For the 807th, this is significant because of the role of its Operational Command Post (OCP). The OCP is a deployable division-level command element that can be placed forward in support of combat operations, to exercise command and control of subordinate medical units in a theater, while maintaining reach back capability for resourcing.
When mobilized, Craig said, “It [OCP] is assigned to a Theater Medical Command (TMC), conducts early entry operations, and serves as the forward command and control element of the TMC. As a TMC, the OCP will oversee the management of all medical commands - all medical installations in general.”
“In the event of a large overseas conflict, the OCP will find itself working in a joint effort. We will be coordinating with the Navy and the Marines and especially the Air Force. Understanding their capabilities and the best way to integrate them gives an edge up when something happens for real,” said Craig. “The skills and knowledge learned in JMOC-B are essential for the Soldiers assigned to the OCP as the course prepares them for these Joint Medical Operations.”
The course affords an exceptional joint classroom environment, providing insight and networking opportunities with the other branches of service. In addition to processes, “JMOC-B is a capability briefing as well. For example, the Navy has a lot of cool stuff we don’t have, like the Mercy and Comfort ships. They tell us how they work and how to use them,” said Craig. “Learning about the different branch capabilities ensures we know how to integrate them for the most effective use. By providing a joint classroom, the 807th is building collaboration, familiarity with terminology, and putting foundational relationships in place,” said Craig. “It’s just a great course.”
A difficult course to get into with only a select number of students from the Army, Navy, Air Force, Marine Corps, National Guard and Reserve, it took Craig 3 years to attend. His prior position in the OCP, made that possible.
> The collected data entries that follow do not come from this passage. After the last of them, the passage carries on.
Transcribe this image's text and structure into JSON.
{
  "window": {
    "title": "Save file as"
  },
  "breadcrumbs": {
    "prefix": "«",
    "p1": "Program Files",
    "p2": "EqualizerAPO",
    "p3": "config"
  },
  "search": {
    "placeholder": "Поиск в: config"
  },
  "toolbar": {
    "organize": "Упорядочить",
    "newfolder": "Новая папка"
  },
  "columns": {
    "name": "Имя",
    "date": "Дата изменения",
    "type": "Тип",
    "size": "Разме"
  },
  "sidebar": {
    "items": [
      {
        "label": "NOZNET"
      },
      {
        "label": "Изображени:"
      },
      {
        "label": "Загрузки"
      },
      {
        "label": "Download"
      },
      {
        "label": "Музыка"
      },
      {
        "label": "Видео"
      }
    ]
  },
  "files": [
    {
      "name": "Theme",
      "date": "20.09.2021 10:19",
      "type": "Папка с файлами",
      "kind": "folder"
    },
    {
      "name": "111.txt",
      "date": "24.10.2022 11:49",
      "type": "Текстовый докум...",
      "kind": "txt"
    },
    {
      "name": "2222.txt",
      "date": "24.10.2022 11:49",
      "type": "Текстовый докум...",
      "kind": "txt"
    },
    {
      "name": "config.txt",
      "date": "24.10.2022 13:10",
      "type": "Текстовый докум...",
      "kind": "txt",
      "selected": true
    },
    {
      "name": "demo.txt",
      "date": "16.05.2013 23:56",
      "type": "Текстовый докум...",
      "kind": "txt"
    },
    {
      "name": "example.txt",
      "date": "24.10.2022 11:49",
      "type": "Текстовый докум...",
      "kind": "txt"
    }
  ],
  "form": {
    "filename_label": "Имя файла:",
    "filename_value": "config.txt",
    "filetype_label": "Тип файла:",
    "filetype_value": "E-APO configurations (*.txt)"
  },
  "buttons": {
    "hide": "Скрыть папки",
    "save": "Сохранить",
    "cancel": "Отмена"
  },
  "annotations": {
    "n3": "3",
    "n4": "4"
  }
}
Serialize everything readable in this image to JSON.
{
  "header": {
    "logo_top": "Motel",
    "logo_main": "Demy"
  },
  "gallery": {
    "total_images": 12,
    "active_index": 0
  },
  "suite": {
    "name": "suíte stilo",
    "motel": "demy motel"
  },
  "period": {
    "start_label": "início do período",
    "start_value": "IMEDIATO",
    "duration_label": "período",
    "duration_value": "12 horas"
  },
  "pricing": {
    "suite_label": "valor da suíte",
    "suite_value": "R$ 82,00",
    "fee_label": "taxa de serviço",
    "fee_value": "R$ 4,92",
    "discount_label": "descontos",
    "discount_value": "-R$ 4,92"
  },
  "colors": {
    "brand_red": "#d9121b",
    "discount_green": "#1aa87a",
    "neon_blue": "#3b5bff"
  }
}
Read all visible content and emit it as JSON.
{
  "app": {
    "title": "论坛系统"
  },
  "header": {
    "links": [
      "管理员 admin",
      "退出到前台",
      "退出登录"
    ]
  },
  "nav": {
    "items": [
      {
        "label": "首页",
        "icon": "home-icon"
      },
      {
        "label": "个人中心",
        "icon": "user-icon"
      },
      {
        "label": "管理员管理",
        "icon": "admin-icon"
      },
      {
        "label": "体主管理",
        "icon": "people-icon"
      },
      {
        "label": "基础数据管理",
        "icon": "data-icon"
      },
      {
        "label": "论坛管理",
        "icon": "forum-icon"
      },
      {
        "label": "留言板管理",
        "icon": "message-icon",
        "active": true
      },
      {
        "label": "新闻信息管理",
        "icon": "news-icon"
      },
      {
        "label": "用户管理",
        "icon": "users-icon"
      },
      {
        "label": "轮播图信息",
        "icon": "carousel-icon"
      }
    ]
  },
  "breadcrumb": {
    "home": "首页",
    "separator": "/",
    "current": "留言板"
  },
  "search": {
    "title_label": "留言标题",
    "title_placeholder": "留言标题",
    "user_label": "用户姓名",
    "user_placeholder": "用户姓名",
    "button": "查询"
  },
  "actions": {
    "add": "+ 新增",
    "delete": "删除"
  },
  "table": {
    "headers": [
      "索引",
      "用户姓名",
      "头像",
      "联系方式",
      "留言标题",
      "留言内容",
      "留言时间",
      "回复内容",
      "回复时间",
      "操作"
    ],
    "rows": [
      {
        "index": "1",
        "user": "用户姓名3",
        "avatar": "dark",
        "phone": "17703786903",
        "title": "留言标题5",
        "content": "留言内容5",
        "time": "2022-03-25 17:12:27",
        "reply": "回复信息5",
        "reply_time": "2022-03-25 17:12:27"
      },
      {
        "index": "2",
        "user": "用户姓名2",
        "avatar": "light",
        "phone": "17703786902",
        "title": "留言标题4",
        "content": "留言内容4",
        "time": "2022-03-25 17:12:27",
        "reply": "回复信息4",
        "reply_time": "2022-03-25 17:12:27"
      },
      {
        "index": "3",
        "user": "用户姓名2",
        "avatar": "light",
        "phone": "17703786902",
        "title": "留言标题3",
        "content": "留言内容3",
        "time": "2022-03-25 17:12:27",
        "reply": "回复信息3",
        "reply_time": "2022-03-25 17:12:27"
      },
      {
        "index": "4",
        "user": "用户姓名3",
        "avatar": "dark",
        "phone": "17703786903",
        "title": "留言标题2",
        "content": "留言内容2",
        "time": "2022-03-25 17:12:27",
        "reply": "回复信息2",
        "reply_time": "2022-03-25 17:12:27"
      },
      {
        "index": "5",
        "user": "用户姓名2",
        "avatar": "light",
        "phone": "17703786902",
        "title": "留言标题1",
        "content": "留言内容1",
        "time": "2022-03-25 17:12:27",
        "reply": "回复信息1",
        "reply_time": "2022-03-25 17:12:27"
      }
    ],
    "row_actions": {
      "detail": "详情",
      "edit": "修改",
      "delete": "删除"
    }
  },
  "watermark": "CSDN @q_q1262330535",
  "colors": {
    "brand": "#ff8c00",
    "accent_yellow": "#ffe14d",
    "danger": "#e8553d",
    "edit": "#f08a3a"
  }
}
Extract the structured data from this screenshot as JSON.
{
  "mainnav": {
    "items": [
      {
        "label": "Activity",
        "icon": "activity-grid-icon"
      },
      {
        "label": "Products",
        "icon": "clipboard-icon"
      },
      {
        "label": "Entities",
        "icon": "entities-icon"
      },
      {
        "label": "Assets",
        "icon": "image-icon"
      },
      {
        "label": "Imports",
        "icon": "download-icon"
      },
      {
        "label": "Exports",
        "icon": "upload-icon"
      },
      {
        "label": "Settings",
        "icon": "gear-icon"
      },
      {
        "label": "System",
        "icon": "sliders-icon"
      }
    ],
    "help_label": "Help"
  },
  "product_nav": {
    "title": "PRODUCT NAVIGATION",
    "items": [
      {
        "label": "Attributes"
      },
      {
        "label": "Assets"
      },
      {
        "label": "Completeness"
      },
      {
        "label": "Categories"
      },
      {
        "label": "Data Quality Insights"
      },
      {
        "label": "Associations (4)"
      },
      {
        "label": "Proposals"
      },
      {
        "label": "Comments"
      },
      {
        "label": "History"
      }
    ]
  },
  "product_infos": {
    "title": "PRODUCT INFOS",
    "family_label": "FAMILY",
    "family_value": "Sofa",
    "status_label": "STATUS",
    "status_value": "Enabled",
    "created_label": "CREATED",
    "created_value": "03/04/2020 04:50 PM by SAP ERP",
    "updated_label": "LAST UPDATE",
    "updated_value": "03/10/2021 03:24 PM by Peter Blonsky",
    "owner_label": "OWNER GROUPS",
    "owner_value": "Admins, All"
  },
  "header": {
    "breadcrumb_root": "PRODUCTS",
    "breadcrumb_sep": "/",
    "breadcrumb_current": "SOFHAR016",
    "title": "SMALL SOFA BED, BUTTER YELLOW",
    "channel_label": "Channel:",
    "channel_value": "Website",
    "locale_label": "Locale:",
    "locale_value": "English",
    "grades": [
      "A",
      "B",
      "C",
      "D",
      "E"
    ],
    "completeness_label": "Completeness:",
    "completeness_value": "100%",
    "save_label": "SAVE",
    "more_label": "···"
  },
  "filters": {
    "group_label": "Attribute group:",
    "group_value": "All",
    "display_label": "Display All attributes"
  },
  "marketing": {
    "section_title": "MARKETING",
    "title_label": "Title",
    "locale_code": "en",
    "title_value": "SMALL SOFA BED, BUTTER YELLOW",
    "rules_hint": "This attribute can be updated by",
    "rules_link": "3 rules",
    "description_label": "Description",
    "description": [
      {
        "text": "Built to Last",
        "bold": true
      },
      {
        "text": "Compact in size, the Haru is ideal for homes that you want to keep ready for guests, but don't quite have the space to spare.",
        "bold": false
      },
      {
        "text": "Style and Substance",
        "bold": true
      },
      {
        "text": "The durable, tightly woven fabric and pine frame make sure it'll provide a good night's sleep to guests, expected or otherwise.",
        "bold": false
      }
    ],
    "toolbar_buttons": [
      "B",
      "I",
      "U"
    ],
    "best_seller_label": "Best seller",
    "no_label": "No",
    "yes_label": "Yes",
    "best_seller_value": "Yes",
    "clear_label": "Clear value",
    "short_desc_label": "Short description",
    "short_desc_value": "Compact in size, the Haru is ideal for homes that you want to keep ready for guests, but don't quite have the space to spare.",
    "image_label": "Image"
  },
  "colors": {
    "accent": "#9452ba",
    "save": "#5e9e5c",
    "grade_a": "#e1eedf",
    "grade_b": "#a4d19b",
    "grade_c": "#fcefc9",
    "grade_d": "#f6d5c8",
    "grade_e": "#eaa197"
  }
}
With the 807th hosting the event and the Defense Medical Readiness Training Institute (DMRTI) providing a Mobile Training Team (MTT), the number of attendees was more flexible.
Although most students came from the 807th, the course accommodated Soldiers from 18th MEDCOM, 3rd MCDS, and ARMEDCOM. In a training where normally less than a handful of Army Reserve Soldiers can attend, this year’s course provided training to 64 Reserve Soldiers.
“Thirty years in the military, it’s by far one of the favorite courses that I’ve taken,” said Craig. “It’s a great introduction to joint medical in general. It really broadens the horizon of the individuals that can come.”